Posted by lucielu2 on August 14, 2011, at 10:24:56
In reply to Re: help - feels like an impasse, posted by antigua3 on August 13, 2011, at 13:15:53
Hi Antigua, we do seem to be on parallel tracks. I hear so much of what you are saying. It sounds like you are really trying hard to listen to your daughter, it's just that her message has needed some deciphering and your work with your pdoc has created some context for understanding it. I think something similar may be going on with my daughter. She suffers from anxiety and of course, her father and I have been freely expressing all of our anxieties about her starting school. That is the last thing she needs to be hearing since it does reinforce her own overwhelming feelings of dread and worry. No wonder she has felt she needed to avoid us! I told her at one point that she only came upstairs when she wanted something - money, a ride - and she replied that I only came downstairs when there was something we wanted her to do. A fair assessment.

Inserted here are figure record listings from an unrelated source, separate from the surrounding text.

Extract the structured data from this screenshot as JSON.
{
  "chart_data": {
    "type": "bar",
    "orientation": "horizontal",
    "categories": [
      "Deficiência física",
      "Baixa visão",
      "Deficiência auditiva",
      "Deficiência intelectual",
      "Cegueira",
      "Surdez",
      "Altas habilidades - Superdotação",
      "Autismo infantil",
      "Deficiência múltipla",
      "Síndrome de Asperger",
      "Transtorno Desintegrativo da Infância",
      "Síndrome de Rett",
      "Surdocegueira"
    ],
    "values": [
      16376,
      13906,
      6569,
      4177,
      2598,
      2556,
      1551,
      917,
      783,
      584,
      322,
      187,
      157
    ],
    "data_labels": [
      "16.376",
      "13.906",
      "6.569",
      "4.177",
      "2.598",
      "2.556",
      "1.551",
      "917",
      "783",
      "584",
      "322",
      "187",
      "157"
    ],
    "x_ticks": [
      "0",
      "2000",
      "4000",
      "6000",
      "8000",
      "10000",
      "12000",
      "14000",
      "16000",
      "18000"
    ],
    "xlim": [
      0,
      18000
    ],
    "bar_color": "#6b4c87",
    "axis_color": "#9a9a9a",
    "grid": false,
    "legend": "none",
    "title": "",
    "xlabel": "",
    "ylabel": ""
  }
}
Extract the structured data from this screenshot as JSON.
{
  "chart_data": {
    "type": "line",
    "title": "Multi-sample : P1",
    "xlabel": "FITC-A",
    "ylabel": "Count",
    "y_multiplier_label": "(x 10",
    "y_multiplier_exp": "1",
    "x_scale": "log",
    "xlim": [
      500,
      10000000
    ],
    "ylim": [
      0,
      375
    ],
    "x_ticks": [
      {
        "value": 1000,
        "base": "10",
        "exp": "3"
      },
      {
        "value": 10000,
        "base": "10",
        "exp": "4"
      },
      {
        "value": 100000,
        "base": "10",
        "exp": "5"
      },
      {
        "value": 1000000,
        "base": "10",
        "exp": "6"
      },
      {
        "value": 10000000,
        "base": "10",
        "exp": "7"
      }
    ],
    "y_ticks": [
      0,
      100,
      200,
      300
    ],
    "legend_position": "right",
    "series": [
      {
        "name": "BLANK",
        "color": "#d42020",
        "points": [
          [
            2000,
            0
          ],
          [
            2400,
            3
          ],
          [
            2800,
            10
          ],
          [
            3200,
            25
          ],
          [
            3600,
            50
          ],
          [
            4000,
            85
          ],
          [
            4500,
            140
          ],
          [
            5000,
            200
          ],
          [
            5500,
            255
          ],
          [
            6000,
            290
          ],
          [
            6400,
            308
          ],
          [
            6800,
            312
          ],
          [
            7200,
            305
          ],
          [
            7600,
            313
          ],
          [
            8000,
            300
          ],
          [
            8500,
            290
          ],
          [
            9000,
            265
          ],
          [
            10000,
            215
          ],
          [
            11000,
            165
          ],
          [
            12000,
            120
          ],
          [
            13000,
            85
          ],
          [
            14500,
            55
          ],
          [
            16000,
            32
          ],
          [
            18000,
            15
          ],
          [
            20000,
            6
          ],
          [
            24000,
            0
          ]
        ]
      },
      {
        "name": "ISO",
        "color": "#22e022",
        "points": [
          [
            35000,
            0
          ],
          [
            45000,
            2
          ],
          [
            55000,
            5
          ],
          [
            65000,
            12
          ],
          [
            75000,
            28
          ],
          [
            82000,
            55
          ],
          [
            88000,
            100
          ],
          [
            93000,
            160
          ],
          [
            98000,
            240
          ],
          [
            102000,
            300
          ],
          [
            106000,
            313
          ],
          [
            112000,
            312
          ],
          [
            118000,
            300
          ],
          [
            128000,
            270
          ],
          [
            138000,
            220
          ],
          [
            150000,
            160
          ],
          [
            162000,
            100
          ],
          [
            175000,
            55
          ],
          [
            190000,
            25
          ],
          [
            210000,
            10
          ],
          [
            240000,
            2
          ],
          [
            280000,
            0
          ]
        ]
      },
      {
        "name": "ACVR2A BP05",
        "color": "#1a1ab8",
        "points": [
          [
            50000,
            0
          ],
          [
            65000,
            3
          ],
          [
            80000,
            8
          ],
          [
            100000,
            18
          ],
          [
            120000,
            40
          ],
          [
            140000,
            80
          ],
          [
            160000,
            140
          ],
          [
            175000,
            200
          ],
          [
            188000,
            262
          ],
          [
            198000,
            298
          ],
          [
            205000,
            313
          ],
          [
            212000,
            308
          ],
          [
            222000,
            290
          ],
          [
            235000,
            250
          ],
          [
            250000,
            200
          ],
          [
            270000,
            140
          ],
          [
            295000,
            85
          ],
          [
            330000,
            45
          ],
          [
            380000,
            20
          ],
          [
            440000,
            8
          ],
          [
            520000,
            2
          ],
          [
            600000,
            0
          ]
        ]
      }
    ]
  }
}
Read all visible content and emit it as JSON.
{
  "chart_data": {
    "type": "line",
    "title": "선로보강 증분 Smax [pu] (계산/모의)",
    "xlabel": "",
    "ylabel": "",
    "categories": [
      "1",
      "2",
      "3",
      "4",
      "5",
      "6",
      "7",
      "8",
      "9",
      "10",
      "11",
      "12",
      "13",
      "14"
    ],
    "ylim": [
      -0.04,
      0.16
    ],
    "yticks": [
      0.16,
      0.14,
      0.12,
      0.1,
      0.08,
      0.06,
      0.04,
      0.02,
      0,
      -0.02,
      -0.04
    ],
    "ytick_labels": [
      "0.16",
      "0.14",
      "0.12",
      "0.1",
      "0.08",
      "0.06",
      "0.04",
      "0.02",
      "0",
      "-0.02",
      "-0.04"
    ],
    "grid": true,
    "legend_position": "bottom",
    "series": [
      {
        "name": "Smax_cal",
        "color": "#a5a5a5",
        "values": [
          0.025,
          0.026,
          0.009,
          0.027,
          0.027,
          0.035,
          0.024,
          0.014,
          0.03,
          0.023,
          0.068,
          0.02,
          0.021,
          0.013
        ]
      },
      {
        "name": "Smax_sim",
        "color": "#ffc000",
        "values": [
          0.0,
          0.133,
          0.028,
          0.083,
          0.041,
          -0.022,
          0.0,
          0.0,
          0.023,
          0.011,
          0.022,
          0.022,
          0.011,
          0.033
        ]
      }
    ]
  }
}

Things between us actually began to open up one night last week when I expressed to her some small measure of grief at "losing" her during this transition, that I would miss her even though she would not be far away etc. And that I felt hurt by her isolating herself away from me. Although she did not respond with a Kodak moment, since then she has been kinder and more open to me, spending more casual time upstairs in the living room, sharing more details. I think I may have been able to express to her some of the things she has felt unable to express herself. I also am responding by trying harder to be the mom she needs me to be, more laid back, and less like the directive one who is anxious to help - too much. We are slowly moving closer to each other. We still have a couple of weeks left, and good things can still happen between us with the barriers lowered somewhat.
I am glad that you have such a great relationship with your son. Ours with our older daughter also is a joy. In our case, perhaps that has unrealistically inflated expectations with our younger daughter, who is six years younger than her sister.
I hear that you are in separation anxiety mode right now, but you have identified its scope and found an anchor for yourself. I hope you might be able to find some small solace in posting here as well. I have always found it helpful during those long weeks to be in contact with others who are similarly experiencing separation. There is a tone in your post this year, Antigua, that sounds different from previous years. Despite the additional challenges in sending your daughter off to school, there seems like a new sense of mastery, of agency, in management of your separation anxiety. Are you feeling this?